Scotland Act 1998 Explanatory Notes

The Rules

Paragraph 7 sets out the rules which the Commission are required by paragraph 3(2)(b) to give effect to when considering whether or not to recommend any alteration in any region or in the number of  seats for a region. These rules are intended to ensure that:

  • no constituency falls within more than one region;

  • the regional electorate of a region is more or less the same as that in each of the other regions (allowing for differences in geography);

  • so far as reasonably practicable, the ratio of regional seats to constituency seats remains constant at 56 to 73, which was the ratio at the first election to the Parliament. Thus, if there was a reduction in the number of constituency seats in the Parliament (as a result of a reduction in the number of UK Parliamentary constituencies in Scotland), this should lead to a reduction in the number of regional seats so as to ensure, so far as reasonably practicable, that the same balance is maintained between constituency and regional members;

  • a region will have approximately the same number of regional seats as each of the other regions.  If the number of regional seats cannot be divided exactly by eight, paragraphs 7 and 8 provide for the distribution of the residual seats among the regions with the larger regional electorates.

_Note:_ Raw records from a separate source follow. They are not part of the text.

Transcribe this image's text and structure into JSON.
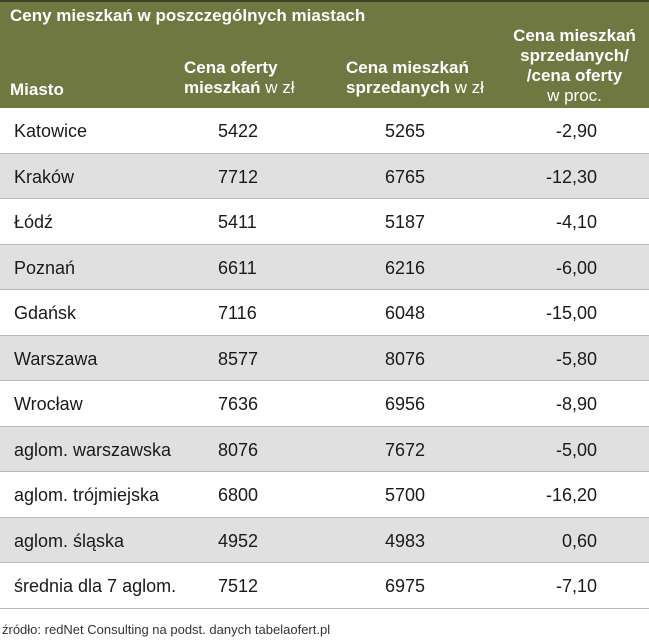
{
  "chart_data": {
    "type": "table",
    "title": "Ceny mieszkań w poszczególnych miastach",
    "columns": [
      {
        "bold": "Miasto",
        "light": ""
      },
      {
        "bold": "Cena oferty mieszkań",
        "light": "w zł"
      },
      {
        "bold": "Cena mieszkań sprzedanych",
        "light": "w zł"
      },
      {
        "bold": "Cena mieszkań sprzedanych/ /cena oferty",
        "light": "w proc."
      }
    ],
    "rows": [
      [
        "Katowice",
        "5422",
        "5265",
        "-2,90"
      ],
      [
        "Kraków",
        "7712",
        "6765",
        "-12,30"
      ],
      [
        "Łódź",
        "5411",
        "5187",
        "-4,10"
      ],
      [
        "Poznań",
        "6611",
        "6216",
        "-6,00"
      ],
      [
        "Gdańsk",
        "7116",
        "6048",
        "-15,00"
      ],
      [
        "Warszawa",
        "8577",
        "8076",
        "-5,80"
      ],
      [
        "Wrocław",
        "7636",
        "6956",
        "-8,90"
      ],
      [
        "aglom. warszawska",
        "8076",
        "7672",
        "-5,00"
      ],
      [
        "aglom. trójmiejska",
        "6800",
        "5700",
        "-16,20"
      ],
      [
        "aglom. śląska",
        "4952",
        "4983",
        "0,60"
      ],
      [
        "średnia dla 7 aglom.",
        "7512",
        "6975",
        "-7,10"
      ]
    ],
    "source": "źródło: redNet Consulting na podst. danych tabelaofert.pl",
    "colors": {
      "header": "#6f7841",
      "alt_row": "#e0e0e0"
    }
  }
}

Paragraph 8 defines “the regional electorate” for the purposes of any report prepared by the Boundary Commission in relation to an electoral region.  It is the number of persons whose names appear, on the enumeration date, on the registers of local government electors and who are registered for that purpose at an address within any Parliament constituency within a region. The enumeration date is the date on which the Boundary Commission published a notice of intention to make a report under section 5(1) of the Parliamentary Constituencies Act 1986.